Auch ohne den Krieg sind die Energiekosten für Mieter und Eigenheimbesitzer zwischen Februar 2021 und Februar 2022 um ein Viertel gestiegen. Und das Ende der Entwicklung ist noch längst nicht erreicht, warnt Immoscout-Pressesprecher Axel Schmidt. "Die Heizkosten werden sich bis zum Jahresende wohl noch einmal verdoppeln", schätzt er. Eine durchschnittliche 70-Quadratmeter-Wohnung könnte dann im Monat warm 90 Euro mehr kosten.

Rasantes Wachstum von vergleichsweise niedrigem Niveau

Die Immoscout-Studie hat sich nicht nur die Energiekosten, sondern auch die Angebotskaltmieten angesehen. Sie liegen in Berlin derzeit über dem Bundesschnitt bei 10,95 Euro pro Quadratmeter für Bestandswohnungen. Damit liegt die Hauptstadt im Vergleich zwar immer noch hinter den meisten anderen Metropolen, erläutert Kristian Kehlert, leitender Marktanalyst bei Immoscout24: "Das liegt natürlich auch an regulativen Einflüssen, wie dem Mietendeckel im letzten Jahr oder der Mietpreisbremse", sagt er.

Bei den Kaltmieten für Neubauwohnungen liegt Berlin mit 14,72 Euro allerdings schon an dritter Stelle hinter München und Frankfurt am Main. Und: Berlin verzeichnete im ersten Quartal 2022 den höchsten Mietenanstieg aller Großstädte. Die Angebotsmieten im Bestand stiegen um 3,4 Prozent, die im Neubau um 2,2 Prozent. Die Zahlen beziehen sich immer auf die Kaltmieten, die Vermieter für ihre Wohnungen auf immoscout24.de verlangen.

Große Preissprünge erwartet

Rechnet man Energiepreissteigerungen und Mietplus zusammen, kommt für Berliner Mieter laut "WohnBarometer" eine Mehrbelastung von bis zu elf Prozent zusammen im Vergleich zum Vorjahr. Und es geht weiter. Laut den Berechnungen vom Immoscout24 werden die Berliner Mieten im Bestand beziehungsweise im Neubau in den nächsten zwölf Monaten um sechs beziehungsweise acht Prozent steigen. Das sind die höchsten Sprünge im Vergleich der sieben größten Städte.

Hunderte Anfragen auf jedes Inserat

Ein wichtiger Grund für die steigenden Mieten ist die ebenfalls steigende Nachfrage. Auf immoscout24.de bekommen Berliner Vermieter mit Abstand die meisten Kontaktanfragen von Interessenten. Es sind pro Anzeige im Schnitt 177 pro Woche bei Bestandswohnungen und 44 bei Neubauwohnungen. Das ist mehr als doppelt oder dreimal so viel wie in anderen Städten. Hier spiegelt sich allerdings noch keine gestiegene Nachfrage ukrainischer Geflüchteter wider, so Immoscout24. Die Menschen wohnen derzeit vor allem im Gemeinschaftsunterkünften und bei Privatpersonen.

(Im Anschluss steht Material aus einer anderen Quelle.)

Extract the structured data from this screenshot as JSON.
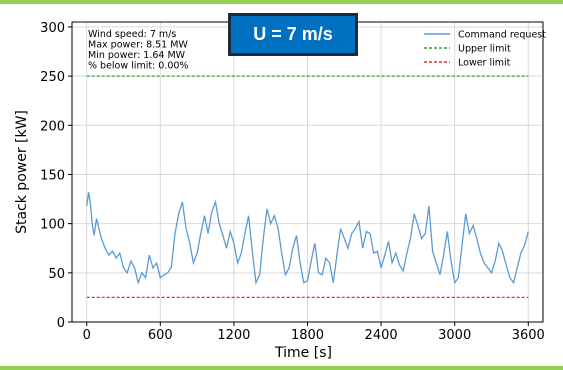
{
  "frame": {
    "accent_color": "#92d050"
  },
  "badge": {
    "label": "U = 7 m/s",
    "color": "#0070c0"
  },
  "stats": [
    "Wind speed: 7 m/s",
    "Max power: 8.51 MW",
    "Min power: 1.64 MW",
    "% below limit: 0.00%"
  ],
  "chart_data": {
    "type": "line",
    "title": "",
    "xlabel": "Time [s]",
    "ylabel": "Stack power [kW]",
    "xlim": [
      -120,
      3720
    ],
    "ylim": [
      0,
      305
    ],
    "xticks": [
      0,
      600,
      1200,
      1800,
      2400,
      3000,
      3600
    ],
    "yticks": [
      0,
      50,
      100,
      150,
      200,
      250,
      300
    ],
    "grid": true,
    "legend_position": "top-right",
    "series": [
      {
        "name": "Command request",
        "color": "#5b9bd5",
        "style": "solid",
        "x": [
          0,
          15,
          30,
          45,
          60,
          80,
          100,
          120,
          150,
          180,
          210,
          240,
          270,
          300,
          330,
          360,
          390,
          420,
          450,
          480,
          510,
          540,
          570,
          600,
          630,
          660,
          690,
          720,
          750,
          780,
          810,
          840,
          870,
          900,
          930,
          960,
          990,
          1020,
          1050,
          1080,
          1110,
          1140,
          1170,
          1200,
          1230,
          1260,
          1290,
          1320,
          1350,
          1380,
          1410,
          1440,
          1470,
          1500,
          1530,
          1560,
          1590,
          1620,
          1650,
          1680,
          1710,
          1740,
          1770,
          1800,
          1830,
          1860,
          1890,
          1920,
          1950,
          1980,
          2010,
          2040,
          2070,
          2100,
          2130,
          2160,
          2190,
          2220,
          2250,
          2280,
          2310,
          2340,
          2370,
          2400,
          2430,
          2460,
          2490,
          2520,
          2550,
          2580,
          2610,
          2640,
          2670,
          2700,
          2730,
          2760,
          2790,
          2820,
          2850,
          2880,
          2910,
          2940,
          2970,
          3000,
          3030,
          3060,
          3090,
          3120,
          3150,
          3180,
          3210,
          3240,
          3270,
          3300,
          3330,
          3360,
          3390,
          3420,
          3450,
          3480,
          3510,
          3540,
          3570,
          3600
        ],
        "y": [
          118,
          132,
          120,
          100,
          88,
          105,
          95,
          85,
          75,
          68,
          72,
          65,
          70,
          55,
          50,
          62,
          55,
          40,
          50,
          45,
          68,
          55,
          60,
          45,
          48,
          50,
          56,
          90,
          110,
          122,
          95,
          80,
          60,
          70,
          90,
          108,
          90,
          112,
          122,
          100,
          88,
          75,
          92,
          80,
          60,
          70,
          90,
          108,
          72,
          40,
          48,
          85,
          115,
          100,
          108,
          95,
          70,
          48,
          55,
          75,
          88,
          60,
          40,
          42,
          62,
          80,
          50,
          48,
          65,
          60,
          40,
          68,
          95,
          85,
          75,
          90,
          95,
          102,
          75,
          92,
          90,
          70,
          72,
          55,
          68,
          82,
          60,
          70,
          58,
          52,
          70,
          85,
          110,
          98,
          85,
          90,
          118,
          72,
          60,
          48,
          68,
          92,
          62,
          40,
          45,
          78,
          110,
          90,
          98,
          85,
          70,
          60,
          55,
          50,
          62,
          80,
          72,
          58,
          45,
          40,
          55,
          70,
          78,
          92
        ],
        "y_rendered_note": ""
      },
      {
        "name": "Upper limit",
        "color": "#3a9a3a",
        "style": "dashed",
        "x": [
          0,
          3600
        ],
        "y": [
          250,
          250
        ]
      },
      {
        "name": "Lower limit",
        "color": "#e0303a",
        "style": "dashed",
        "x": [
          0,
          3600
        ],
        "y": [
          25,
          25
        ]
      }
    ]
  }
}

Auch Kaufen wird immer teurer

Wer angesichts der Mehrbelastungen bei den Warmmieten in Wohneigentum investieren möchte, hat es noch schwerer. Hier sind die Preise in Berlin im ersten Quartal je nach Objekt um drei bis fünf Prozent gestiegen. Für eine Eigentumswohnung aus zweiter Hand werden inzwischen knapp 5.000 Euro pro Quadratmeter verlangt, für ein neugebautes Haus sogar fast 6.300 Euro.

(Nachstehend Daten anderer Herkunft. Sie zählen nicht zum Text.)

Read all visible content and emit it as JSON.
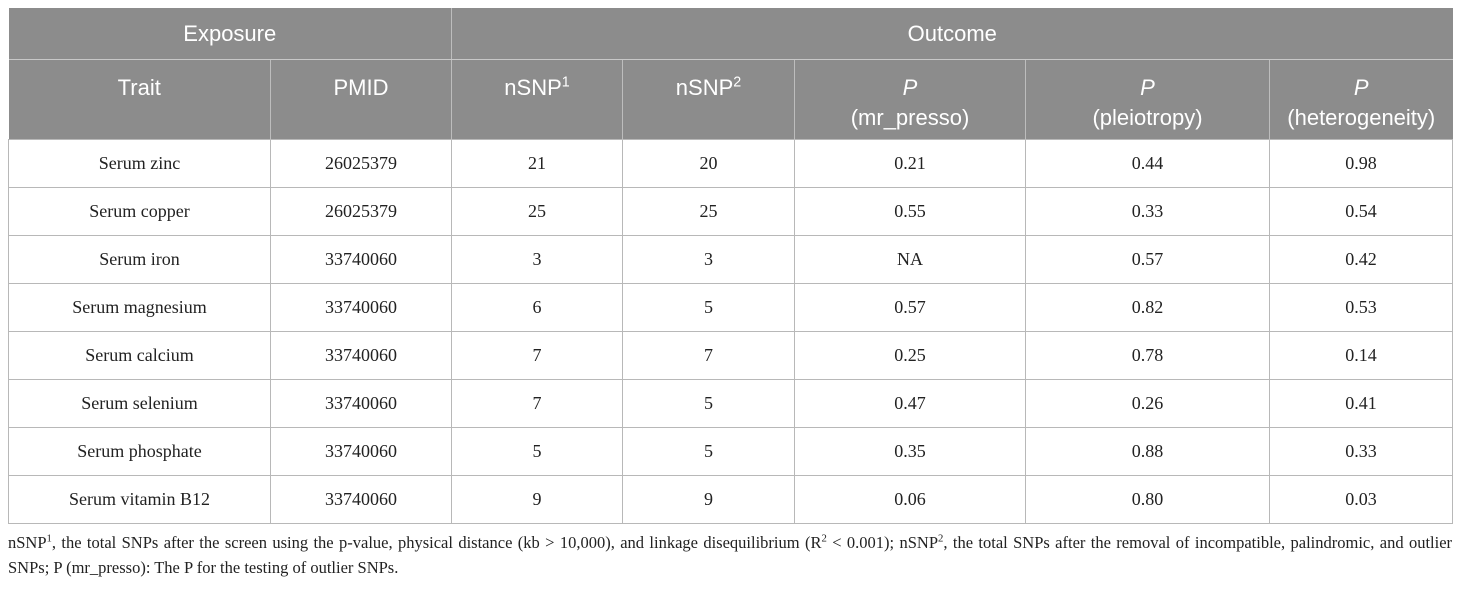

Für die nächsten zwölf Monate rechnen die Immoscout-Experten mit einem weiteren Anstieg von elf Prozent in Berlin. Das ist der zweithöchste Sprung im Vergleich der Großstädte. Hinzu kommen die höheren Zinsen für Immobilienkredite. Die sind im vergangenen Jahr schon um ein Drittel geklettert, rechnet Immoscout-Geschäftsführer Thomas Schroeter vor. Steigen sie auf drei Prozent, wie von vielen Experten erwartet, dann könnten sich die monatlichen Kreditraten für ein Haus oder eine Wohnung innerhalb eines Jahres verdoppeln.